Newton inmediatamente lo miró con furia y gritó:
—Xiaowei, ¿no te dije que no golpearas a nadie? Uno de nosotros debe mantenerse fuera de problemas, y tendrás que inventar una excusa para que yo pueda mantener a Weiwei tranquila cuando regresemos.
Viendo su comportamiento justo y heroico, Zhang Xiaowei no pudo evitar reírse y dijo:
—No te preocupes; no se atreverían a llamar a la policía.
Con eso, Zhang Xiaowei agarró el brazo de un joven y lo lanzó fuera.

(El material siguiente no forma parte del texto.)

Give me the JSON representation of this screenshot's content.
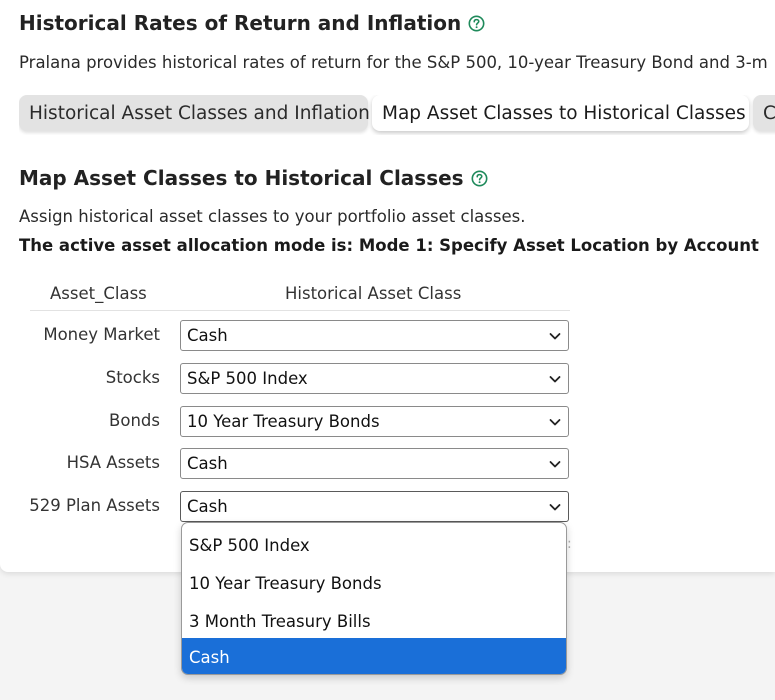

La calle, anteriormente tranquila en esa tarde, de repente cobró vida.
Los transeúntes se detuvieron y voltearon para mirar el alboroto.
Desconcertado, Newton se volvió para mirar al hombre de mediana edad, solo para ver que no había logrado marcar el número de emergencia en su teléfono después de tanto tiempo.
Al darse cuenta de la situación, Newton no pudo evitar reírse con orgullo.
—Ja, tienes razón. Estos bastardos definitivamente no se atreverían a involucrar a la policía.
Sin más preocupaciones, Newton se volvió aún más despiadado.
En menos de dos minutos, una docena de jóvenes fueron golpeados tan brutalmente por los dos que no podían levantarse.
Newton apartó de una patada a un joven frente a él y preguntó con curiosidad:
—Xiaowei, nunca te había visto tener un desacuerdo con nadie antes. Siempre pensé que eras de buen carácter, pero no esperaba que fueras en secreto un luchador tan hábil.
Desde que Zhang Xiaowei había acudido a su rescate, Newton se había estado preguntando.
De cualquier manera, conocía a Zhang Xiaowei desde hacía cuatro años.
No podía afirmar conocerlo por completo, pero tenía una idea general de quién era.
El tipo de fuerza que Zhang Xiaowei había demostrado hoy era algo que nunca había visto antes.
Esto lo hizo sentir algo arrepentido. Si lo hubiera sabido, cuando se encontró en problemas, no habría defendido a Zhang Xiaowei, y entonces Song Yu no lo habría menospreciado.
—Hermano, son demasiado feroces; no podemos vencerlos —algunos jóvenes hicieron muecas de dolor mientras se reunían alrededor del hombre de mediana edad, diciendo desesperadamente.
El rostro del hombre de mediana edad se tornó lívido, tan feo como si hubiera comido mierda.
Apretó los dientes y miró a Zhang Xiaowei y Newton, sin poder decir una palabra.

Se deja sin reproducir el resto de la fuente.